Gilmore gives glimmer of hope for tax cuts to help 'coping classes'
Hard-pressed families could get a break within two years
TANAISTE Eamon Gilmore wants tax cuts for hard-pressed working families.
Mr Gilmore has given a fresh glimmer of hope to the so-called 'coping classes' who have been hit hard by a series of tax hikes over the past five years.
In an exclusive interview with the Irish Independent, the Tanaiste gave a clear indication he will seek to target the votes of Middle Ireland in the run-up to the next general election.
He said that as the economy picks up he felt that it might be possible to ease the tax burden on working people.
Mr Gilmore did not rule out the tax relief coming in the lifetime of the Government, although he was cautious not to make specific promises.
The Coalition is expected to attempt to provide some relief to taxpayers in either 2015 or 2016, focusing on low and middle income earners in particular.
Ahead of the Labour Party conference in Killarney this weekend, Mr Gilmore has become the first senior Cabinet minister -- and the first from the junior coalition party -- to join the calls for income tax relief.
Although there were no changes to income tax in Budget 2014, Mr Gilmore's statement marks a significant shift for Labour, which had previously been focused on bringing in a wealth tax. Mr Gilmore has seen a slight improvement in his party's downward spiral in the opinion polls, but clearly hopes the party can recover further ground.
He is expected to pitch a large part of his conference speech at working families.

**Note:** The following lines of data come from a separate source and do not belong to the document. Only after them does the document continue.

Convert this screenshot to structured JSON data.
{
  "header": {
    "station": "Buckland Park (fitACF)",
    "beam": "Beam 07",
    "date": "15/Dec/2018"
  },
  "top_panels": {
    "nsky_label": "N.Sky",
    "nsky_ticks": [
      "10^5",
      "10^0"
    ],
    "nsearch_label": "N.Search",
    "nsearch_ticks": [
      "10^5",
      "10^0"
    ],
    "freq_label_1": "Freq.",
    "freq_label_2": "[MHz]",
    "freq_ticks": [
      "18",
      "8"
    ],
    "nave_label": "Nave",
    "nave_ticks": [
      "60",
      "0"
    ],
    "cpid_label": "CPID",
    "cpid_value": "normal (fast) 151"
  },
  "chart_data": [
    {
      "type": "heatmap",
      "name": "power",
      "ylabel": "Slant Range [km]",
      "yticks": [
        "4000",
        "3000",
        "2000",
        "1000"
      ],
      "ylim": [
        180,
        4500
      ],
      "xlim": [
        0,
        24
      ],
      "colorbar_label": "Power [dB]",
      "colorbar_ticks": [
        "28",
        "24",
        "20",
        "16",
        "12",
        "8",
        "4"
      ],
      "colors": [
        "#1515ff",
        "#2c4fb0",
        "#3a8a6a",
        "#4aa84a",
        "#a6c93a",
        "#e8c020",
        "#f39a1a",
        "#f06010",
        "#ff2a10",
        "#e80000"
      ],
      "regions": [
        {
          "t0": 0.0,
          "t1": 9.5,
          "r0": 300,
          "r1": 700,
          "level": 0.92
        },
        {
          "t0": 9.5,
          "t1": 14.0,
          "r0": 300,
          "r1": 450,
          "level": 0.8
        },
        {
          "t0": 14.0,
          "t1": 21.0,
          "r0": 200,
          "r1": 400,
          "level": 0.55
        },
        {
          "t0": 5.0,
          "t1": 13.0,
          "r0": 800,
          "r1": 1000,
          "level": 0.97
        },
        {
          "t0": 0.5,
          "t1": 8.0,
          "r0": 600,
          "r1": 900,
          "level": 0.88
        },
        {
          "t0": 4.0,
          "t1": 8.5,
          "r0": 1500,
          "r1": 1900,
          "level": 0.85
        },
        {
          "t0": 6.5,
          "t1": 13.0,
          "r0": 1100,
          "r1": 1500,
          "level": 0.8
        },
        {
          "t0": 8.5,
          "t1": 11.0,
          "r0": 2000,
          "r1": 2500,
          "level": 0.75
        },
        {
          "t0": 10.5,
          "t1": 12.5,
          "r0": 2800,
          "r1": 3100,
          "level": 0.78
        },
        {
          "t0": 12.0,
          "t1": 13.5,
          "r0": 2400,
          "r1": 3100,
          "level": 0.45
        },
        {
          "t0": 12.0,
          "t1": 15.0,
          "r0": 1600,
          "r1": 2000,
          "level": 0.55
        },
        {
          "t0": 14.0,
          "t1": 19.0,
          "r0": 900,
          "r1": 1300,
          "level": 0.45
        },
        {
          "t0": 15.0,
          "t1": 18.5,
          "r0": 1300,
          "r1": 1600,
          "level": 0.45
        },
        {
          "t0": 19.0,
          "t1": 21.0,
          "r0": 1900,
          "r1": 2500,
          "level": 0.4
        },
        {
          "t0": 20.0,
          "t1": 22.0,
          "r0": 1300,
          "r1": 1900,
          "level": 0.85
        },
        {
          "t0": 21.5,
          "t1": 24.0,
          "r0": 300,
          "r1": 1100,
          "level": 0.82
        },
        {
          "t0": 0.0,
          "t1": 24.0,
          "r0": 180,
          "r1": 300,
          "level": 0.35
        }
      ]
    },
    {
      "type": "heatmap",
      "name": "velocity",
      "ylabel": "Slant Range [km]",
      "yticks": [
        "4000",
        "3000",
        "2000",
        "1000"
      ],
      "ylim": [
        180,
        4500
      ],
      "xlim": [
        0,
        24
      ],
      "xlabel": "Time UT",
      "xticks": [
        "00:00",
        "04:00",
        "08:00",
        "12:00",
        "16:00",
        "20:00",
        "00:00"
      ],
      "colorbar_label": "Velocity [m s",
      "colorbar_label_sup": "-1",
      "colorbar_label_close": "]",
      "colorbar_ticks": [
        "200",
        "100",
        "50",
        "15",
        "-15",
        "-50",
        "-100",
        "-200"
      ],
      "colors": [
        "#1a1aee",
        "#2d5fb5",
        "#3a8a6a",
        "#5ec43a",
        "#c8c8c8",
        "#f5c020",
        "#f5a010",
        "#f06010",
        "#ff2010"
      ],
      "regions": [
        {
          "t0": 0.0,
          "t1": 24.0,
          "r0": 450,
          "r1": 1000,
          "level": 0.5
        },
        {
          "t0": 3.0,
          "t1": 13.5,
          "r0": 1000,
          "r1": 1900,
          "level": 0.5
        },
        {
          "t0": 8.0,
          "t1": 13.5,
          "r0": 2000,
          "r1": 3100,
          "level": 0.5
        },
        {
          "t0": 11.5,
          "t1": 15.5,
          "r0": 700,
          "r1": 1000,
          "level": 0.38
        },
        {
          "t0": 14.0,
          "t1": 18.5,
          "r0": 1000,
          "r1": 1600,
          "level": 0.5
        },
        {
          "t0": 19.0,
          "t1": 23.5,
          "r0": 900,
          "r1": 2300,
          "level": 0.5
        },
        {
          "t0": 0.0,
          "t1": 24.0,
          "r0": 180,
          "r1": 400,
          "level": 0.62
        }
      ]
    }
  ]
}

After the exit from the bailout, Mr Gilmore says the Government has to continue to create jobs, and people need to begin to see modest improvements in their lives.
The Tanaiste said the medical card for children under six, school book schemes, measures on school uniforms and tax relief for home improvement in Budget 2014 were all steps in that direction.
"All of that is aimed at taking pressure off families and begin to see some modest improvement in living circumstances and quality of life for people," he said.
But Mr Gilmore said he did feel the tax burden on working families could also be reduced -- be it through cuts to rates, widening of bands or increases in credits.
"I think as the financial circumstance of the country improves, I would hope that it would be possible to ease the tax pressure on working people.
"But I think it's important that we don't start committing to spending or to measures before we have the ability to meet them," he told this newspaper.